I understand why you'd naturally think the implementation would be synchronous, but due to the nature of digital audio, like any constant data stream a synchronous protocol doesn't offer any advantages unless you increase the complexity. The receiver never needs to ask "give me more data" because that request would be redundant -- the CPU knows that the receiver will be needing more data in X milliseconds just by the constant nature of digital audio. On a heavily loaded USB bus, a synchronous protocol would make more sense, because the receiver could send feedback back to the sender saying, in effect, my buffer seems to be dangerously low on a regular basis, send more data. However, the USB audio protocol is not that complicated. With the advent of USB 2, the bus is almost never that heavily loaded.
PCI audio cards use DMA so that cards can pull data off the bus themselves. The USB bus doesn't support DMA from devices.

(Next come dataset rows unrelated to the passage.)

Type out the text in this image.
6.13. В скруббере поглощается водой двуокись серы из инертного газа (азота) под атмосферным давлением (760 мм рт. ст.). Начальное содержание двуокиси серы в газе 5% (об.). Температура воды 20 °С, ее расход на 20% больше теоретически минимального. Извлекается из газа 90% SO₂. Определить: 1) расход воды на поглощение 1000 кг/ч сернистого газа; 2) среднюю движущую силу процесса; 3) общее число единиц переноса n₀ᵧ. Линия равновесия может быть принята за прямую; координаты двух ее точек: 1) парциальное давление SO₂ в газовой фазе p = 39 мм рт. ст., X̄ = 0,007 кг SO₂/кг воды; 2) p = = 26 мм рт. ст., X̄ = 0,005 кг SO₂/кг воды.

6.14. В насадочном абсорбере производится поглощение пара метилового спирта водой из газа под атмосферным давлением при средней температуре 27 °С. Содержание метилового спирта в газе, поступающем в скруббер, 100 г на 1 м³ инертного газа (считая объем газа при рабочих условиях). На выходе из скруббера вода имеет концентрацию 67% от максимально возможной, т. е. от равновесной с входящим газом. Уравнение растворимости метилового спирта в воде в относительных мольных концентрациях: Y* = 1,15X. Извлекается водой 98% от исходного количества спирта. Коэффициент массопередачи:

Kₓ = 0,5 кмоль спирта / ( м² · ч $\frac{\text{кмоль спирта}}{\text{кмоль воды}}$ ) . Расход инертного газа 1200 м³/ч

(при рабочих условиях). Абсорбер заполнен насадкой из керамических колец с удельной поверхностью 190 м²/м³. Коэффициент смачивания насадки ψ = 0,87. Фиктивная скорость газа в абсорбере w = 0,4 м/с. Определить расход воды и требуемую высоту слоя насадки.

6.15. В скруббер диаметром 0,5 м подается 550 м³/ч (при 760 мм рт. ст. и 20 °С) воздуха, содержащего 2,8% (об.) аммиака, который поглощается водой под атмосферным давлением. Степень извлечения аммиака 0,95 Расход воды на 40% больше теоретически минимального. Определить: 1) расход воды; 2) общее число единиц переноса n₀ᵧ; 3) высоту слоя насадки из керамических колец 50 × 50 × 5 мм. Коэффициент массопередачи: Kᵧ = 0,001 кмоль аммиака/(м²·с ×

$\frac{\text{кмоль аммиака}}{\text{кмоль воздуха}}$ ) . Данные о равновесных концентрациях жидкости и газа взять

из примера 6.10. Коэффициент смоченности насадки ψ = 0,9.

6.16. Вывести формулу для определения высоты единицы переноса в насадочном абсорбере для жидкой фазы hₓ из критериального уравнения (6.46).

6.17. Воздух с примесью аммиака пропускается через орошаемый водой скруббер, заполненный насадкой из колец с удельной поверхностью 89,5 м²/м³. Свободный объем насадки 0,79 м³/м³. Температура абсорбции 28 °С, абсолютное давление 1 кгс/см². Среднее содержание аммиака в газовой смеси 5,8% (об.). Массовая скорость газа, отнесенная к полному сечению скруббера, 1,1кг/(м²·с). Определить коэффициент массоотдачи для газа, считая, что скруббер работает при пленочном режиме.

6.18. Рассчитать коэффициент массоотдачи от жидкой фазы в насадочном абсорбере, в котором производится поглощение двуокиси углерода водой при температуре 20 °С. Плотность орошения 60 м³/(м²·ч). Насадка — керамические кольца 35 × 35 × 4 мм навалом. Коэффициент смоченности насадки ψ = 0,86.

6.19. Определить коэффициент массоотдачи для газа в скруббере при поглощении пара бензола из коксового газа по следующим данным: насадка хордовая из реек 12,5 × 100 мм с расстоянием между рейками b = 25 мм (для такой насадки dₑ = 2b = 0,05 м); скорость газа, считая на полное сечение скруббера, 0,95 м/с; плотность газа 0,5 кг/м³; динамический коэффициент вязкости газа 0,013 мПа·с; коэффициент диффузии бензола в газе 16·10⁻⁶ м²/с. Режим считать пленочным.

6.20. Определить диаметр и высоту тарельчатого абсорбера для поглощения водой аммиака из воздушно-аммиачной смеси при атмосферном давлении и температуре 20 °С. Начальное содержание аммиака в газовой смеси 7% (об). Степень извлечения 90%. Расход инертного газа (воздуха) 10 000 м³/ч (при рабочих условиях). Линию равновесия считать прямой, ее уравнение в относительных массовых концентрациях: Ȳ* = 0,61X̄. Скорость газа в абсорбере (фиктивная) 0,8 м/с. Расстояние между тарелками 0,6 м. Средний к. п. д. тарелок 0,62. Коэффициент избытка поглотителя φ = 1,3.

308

Anyway, this isochronous protocol is why SpAct is essentially implemented the same way on USB receivers as it is implemented on S/PDIF receivers. At first glance it seems that a more sophisticated receiver IC might maintain two clocks, one recovered from the incoming data from the USB bus (to put data in a buffer) and another physical clock to run the internal DAC or output the data via I2S (i.e. taking data out of the buffer), but if you work through this in your head you'll realize that if the two clocks are even slightly off from one another the buffer will always be either empty or full. Hence the need for SpAct.